Rafael Gazzaneo – A parte que mais nos preocupa, naturalmente, é a questão da vida do empregado, da sua saúde, integridade física, e tudo que está relacionado à engenharia de segurança e à medicina do trabalho é a nossa preocupação número um. Nos preocupa o uso de equipamentos de proteção individual (EPIs) e a necessidade de um ambiente laboral saudável. E aí vem a questão do assédio que está comprovado que tem reflexo na saúde do trabalhador. Está comprovado estatisticamente que muitos afastamentos a partir do INSS têm como causa doenças relacionadas ao trabalho. Temos um trabalho específico com relação aos trabalhadores da saúde por conta do número de doenças mentais. Essa categoria trabalha em ambiente extremamente hostil com jornadas de trabalho extenuantes. Não é raro de ver que um mesmo técnico de enfermagem trabalha em mais de um hospital e isso ocasiona um estresse extraordinário. A construção civil e o setor canavieiro preocupa pela questão a segurança de uma forma geral. Embora tenha havido muitos avanços, ainda observamos muitos absurdos na construção civil. Questões elementares relacionadas com a engenharia de segurança que, sendo desrespeitadas, podem causar amputação de membros ou mortes. Mas, obviamente que as grandes construtoras têm uma tendência de evoluir e não foi à toa. Foi em função de fiscalizações, medidas de educação e a possibilidade de serem condenados na Justiça do Trabalho.

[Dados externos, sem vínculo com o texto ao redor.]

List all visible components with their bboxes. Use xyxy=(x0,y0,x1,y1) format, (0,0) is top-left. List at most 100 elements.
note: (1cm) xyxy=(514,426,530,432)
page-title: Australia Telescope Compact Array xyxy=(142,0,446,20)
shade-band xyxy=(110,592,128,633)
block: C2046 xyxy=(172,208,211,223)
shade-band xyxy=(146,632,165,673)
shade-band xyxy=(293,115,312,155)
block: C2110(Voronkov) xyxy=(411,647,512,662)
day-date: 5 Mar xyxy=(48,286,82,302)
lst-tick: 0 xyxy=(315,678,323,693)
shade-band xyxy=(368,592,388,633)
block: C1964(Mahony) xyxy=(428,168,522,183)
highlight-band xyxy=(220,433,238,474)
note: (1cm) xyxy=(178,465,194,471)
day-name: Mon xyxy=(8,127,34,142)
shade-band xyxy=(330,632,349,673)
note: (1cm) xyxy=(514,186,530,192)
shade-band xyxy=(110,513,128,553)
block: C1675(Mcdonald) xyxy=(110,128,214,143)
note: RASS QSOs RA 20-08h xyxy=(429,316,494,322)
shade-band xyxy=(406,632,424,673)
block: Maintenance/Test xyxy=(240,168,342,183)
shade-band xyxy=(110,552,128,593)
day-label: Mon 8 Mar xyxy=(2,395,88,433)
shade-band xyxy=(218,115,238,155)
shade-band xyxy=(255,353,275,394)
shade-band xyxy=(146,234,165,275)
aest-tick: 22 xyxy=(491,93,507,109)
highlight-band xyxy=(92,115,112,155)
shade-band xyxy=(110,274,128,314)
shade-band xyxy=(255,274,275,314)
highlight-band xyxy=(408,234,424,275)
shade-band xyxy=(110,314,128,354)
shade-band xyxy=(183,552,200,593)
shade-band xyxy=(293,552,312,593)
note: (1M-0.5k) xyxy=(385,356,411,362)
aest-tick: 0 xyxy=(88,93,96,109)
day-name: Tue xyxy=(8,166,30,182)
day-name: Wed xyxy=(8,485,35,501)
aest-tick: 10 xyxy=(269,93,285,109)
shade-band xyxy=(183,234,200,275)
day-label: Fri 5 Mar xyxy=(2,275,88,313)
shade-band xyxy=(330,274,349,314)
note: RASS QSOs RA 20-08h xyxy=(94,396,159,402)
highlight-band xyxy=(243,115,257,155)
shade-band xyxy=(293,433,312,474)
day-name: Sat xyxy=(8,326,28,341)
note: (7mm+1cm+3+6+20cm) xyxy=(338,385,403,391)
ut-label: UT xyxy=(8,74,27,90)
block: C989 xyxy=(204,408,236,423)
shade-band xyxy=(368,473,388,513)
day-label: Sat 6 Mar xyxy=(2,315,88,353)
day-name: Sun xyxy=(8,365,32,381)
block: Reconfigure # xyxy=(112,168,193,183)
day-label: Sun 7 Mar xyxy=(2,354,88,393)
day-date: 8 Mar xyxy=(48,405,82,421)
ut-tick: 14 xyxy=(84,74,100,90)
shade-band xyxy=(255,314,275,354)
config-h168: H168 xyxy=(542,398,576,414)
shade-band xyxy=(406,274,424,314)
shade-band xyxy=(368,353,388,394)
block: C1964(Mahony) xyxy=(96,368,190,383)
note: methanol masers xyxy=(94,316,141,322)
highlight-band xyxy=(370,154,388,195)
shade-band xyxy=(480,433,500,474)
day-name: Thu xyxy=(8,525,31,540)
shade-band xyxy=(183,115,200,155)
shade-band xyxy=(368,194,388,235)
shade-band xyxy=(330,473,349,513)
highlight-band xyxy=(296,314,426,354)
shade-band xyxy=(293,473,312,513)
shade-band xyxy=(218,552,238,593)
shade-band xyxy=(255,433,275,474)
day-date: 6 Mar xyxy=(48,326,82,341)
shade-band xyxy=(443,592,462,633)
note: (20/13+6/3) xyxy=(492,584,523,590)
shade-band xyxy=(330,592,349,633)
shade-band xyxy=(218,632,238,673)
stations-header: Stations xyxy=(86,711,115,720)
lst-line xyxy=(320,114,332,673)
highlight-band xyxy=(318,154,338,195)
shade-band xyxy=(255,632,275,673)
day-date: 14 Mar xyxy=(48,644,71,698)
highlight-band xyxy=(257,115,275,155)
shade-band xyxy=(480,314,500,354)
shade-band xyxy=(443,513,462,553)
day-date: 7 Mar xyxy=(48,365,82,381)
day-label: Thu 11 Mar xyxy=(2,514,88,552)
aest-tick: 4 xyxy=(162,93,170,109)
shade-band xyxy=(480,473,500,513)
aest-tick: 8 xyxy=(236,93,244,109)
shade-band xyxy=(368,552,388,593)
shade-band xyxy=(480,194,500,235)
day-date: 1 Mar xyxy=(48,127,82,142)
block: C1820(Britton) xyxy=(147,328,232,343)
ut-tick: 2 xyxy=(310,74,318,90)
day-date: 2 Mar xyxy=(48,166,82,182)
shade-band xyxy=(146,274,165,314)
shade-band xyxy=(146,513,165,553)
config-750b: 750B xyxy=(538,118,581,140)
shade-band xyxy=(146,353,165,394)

Tribuna Independente – Os trabalhadores sempre tiveram o sindicato como referência na defesa dos direitos trabalhistas. Com a legislação vigente, as entidades sindicais estão perdendo força junto ao trabalhador e à própria Justiça de forma gradativa?

Rafael Gazzaneo – Não tenho dúvidas. Um dos grandes objetivos da reforma, e agente censura, foi enfraquecer as entidades sindicais. O presidente da República [Jair Bolsonaro] chegou ao ponto no ano passado de baixar uma medida provisória, que graças a Deus não foi confirmada pelo Legislativo, de desobrigar as empresas a fazer os descontos das mensalidades dos sindicatos em folha. O sindicato que se preocupasse em emitir um boleto, fornecesse ao trabalhador para que ele próprio realizasse o recolhimento mensalmente. Um absurdo. Enquanto a medida não era confirmada, recebemos denúncias de empregadores que passaram a não pagar o desconto. Não estou defendendo o imposto sindical e acho que sua eliminação deve haver, por ser impositiva. Mas obviamente que deve ser feita de forma organizada, ano a ano, e não da forma como foi realizada. É preciso dar tempo para que os sindicatos organizem outras fontes de receita já que muitos se acomodam por saber que a receita estava garantida com o desconto no salário dos trabalhadores.

Tribuna Independente – Qual a perspectiva do MPT para 2020?

Rafael Gazzaneo – O atual governo, digamos assim, tem uma antipatia natural por tudo o que diz respeito aos trabalhadores. Essa semana Jari Bolsonaro declarou que irá criar o programa “Primeira Empresa”, sugerindo, ao meu ver, que os 11 milhões de brasileiros desempregados estão nessa situação por escolha própria. Uma declaração de muito mau gosto. É de uma selvageria e falta de solidariedade muito grande. A perspectiva maior é aumentar o debate sobre os trabalhadores que atuam como motoristas de aplicativos e entregadores, por exemplo, que não são vistos pelo governo como desempregados, mas como empreendedores. Obviamente que eles não estão nessa situação por escolha própria, para empreender. É uma discussão muito profunda, que tem a ver com o mundo digital. Esse trabalhador não tem segurança nenhuma e alguém está ganhando dinheiro com isso.